All of the above for maintenance of healing
      or symptoms.
    
    - 
    
A cost effective
        approach for patients with moderate to severe symptoms of GERD and a
        relatively normal
        endoscopy is
      to take PPIs on demand. However, in patients with erosive esophagitis the
      healing dose is the maintenance dose (see selected reference No. 9). 
    
 
 
SYMPTOMS WHILE ON PPIs 
Patients who develop symptoms several hours after taking a PPI, require one
  of several therapeutic approaches depending upon their symptoms. 

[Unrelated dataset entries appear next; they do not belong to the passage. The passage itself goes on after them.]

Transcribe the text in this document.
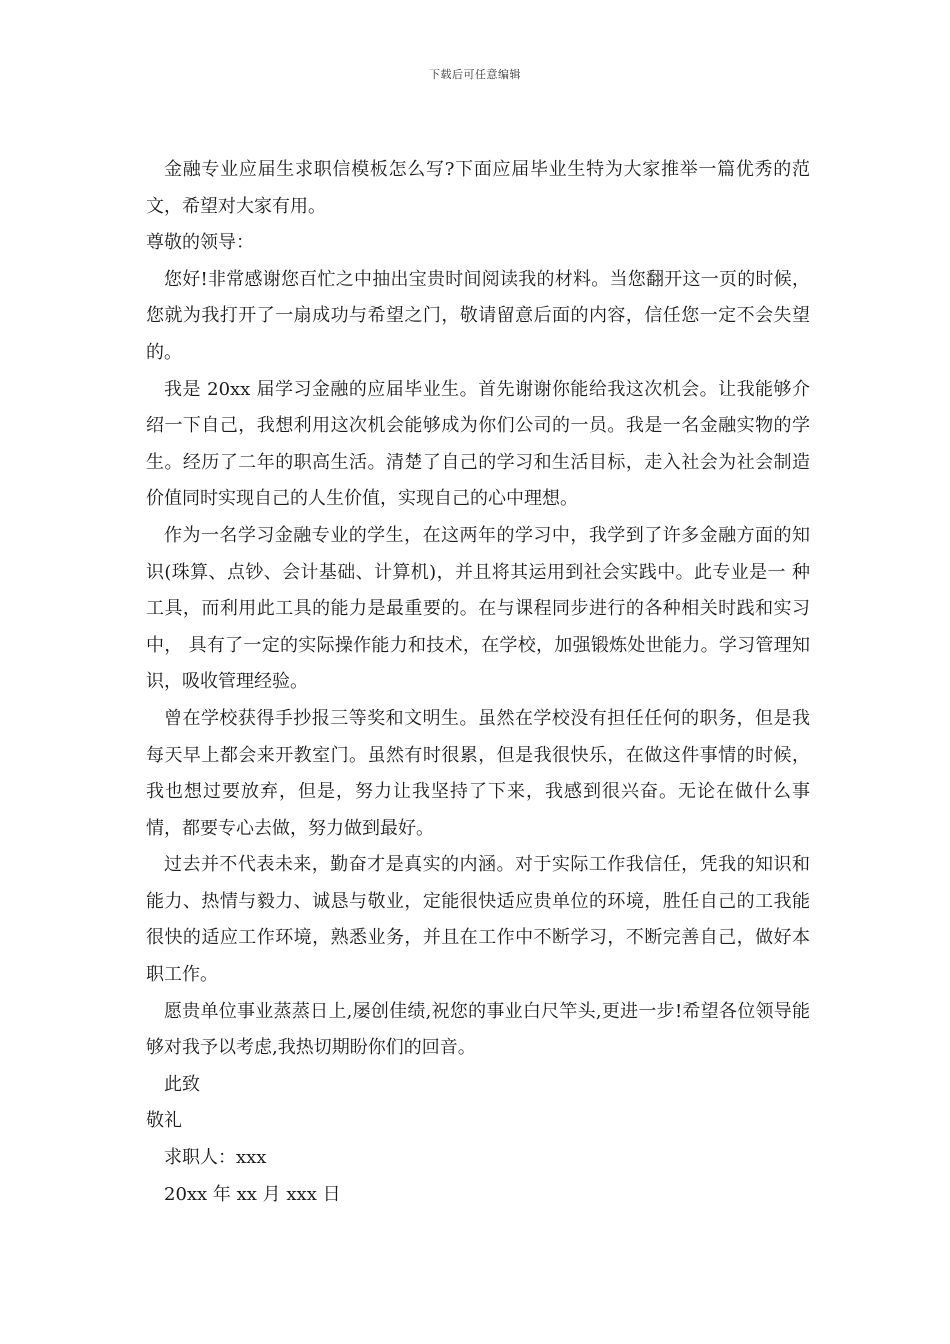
下载后可任意编辑

金融专业应届生求职信模板怎么写?下面应届毕业生特为大家推举一篇优秀的范文，希望对大家有用。

尊敬的领导：

您好!非常感谢您百忙之中抽出宝贵时间阅读我的材料。当您翻开这一页的时候，您就为我打开了一扇成功与希望之门，敬请留意后面的内容，信任您一定不会失望的。

我是 20xx 届学习金融的应届毕业生。首先谢谢你能给我这次机会。让我能够介绍一下自己，我想利用这次机会能够成为你们公司的一员。我是一名金融实物的学生。经历了二年的职高生活。清楚了自己的学习和生活目标，走入社会为社会制造价值同时实现自己的人生价值，实现自己的心中理想。

作为一名学习金融专业的学生，在这两年的学习中，我学到了许多金融方面的知识(珠算、点钞、会计基础、计算机)，并且将其运用到社会实践中。此专业是一 种工具，而利用此工具的能力是最重要的。在与课程同步进行的各种相关时践和实习中， 具有了一定的实际操作能力和技术，在学校，加强锻炼处世能力。学习管理知识，吸收管理经验。

曾在学校获得手抄报三等奖和文明生。虽然在学校没有担任任何的职务，但是我每天早上都会来开教室门。虽然有时很累，但是我很快乐，在做这件事情的时候，我也想过要放弃，但是，努力让我坚持了下来，我感到很兴奋。无论在做什么事情，都要专心去做，努力做到最好。

过去并不代表未来，勤奋才是真实的内涵。对于实际工作我信任，凭我的知识和能力、热情与毅力、诚恳与敬业，定能很快适应贵单位的环境，胜任自己的工我能很快的适应工作环境，熟悉业务，并且在工作中不断学习，不断完善自己，做好本职工作。

愿贵单位事业蒸蒸日上,屡创佳绩,祝您的事业白尺竿头,更进一步!希望各位领导能够对我予以考虑,我热切期盼你们的回音。

此致

敬礼

求职人：xxx

20xx 年 xx 月 xxx 日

If they develop heartburn while on PPIs, an adjustment
of the PPI dose (increasing strength or b.i.d dosing), or using a PPI with longer
half-life may be necessary. Most PPIs keep intra-gastric pH above 4 for about
10-12 hours except for esomeprazole (Nexium 40 mg capsule) that keeps pH above
4 for more than 16 hours. Occasionally
supplementation with H2-RA, i.e. over the counter Cimetidine or Ranitidine,
at bedtime may be all that is needed. 70% of normal subjects taking PPIs twice
daily have periods of gastric pH less than 4 for 60 minutes or longer during
the night.
This phenomenon, which is of potential clinical importance when accompanied by
reflux of acid into the esophagus is infrequent in normal subjects but it may
be seen in up to 50% of patients with Barrett’s esophagus and scleroderma. In
GERD patients with nocturnal acid breakthrough we add a bedtime H2-RA
to twice-a-day PPI or switch to esomeprazole
40 mg once or twice daily. If patient complains about nausea, bloating
or early satiety, a prokinetic agent will be the added drug of choice. If you
have increased the PPI dose and have added metoclopropamide and the patient still
complains about heartburn, burping or regurgitation, these symptoms may be due
to the  bile reflux - as PPIs do not eliminate bile reflux. In these situation
antacids may be helpful in order to neutralize bile acids.
Occasional patients suffer from visceral hypersensitivity syndrome plus
        GERD. Their symptoms fail to respond adequately to the above treatment
        modalities. These rare patients may benefit from the additional prescription
        of low dose tricyclic antidepressants like amitriptyline 10-50 mg daily.
        Tricyclic antidepressants can help more than two-thirds of patients with
        functional esophageal complaints resistant to antireflux therapy.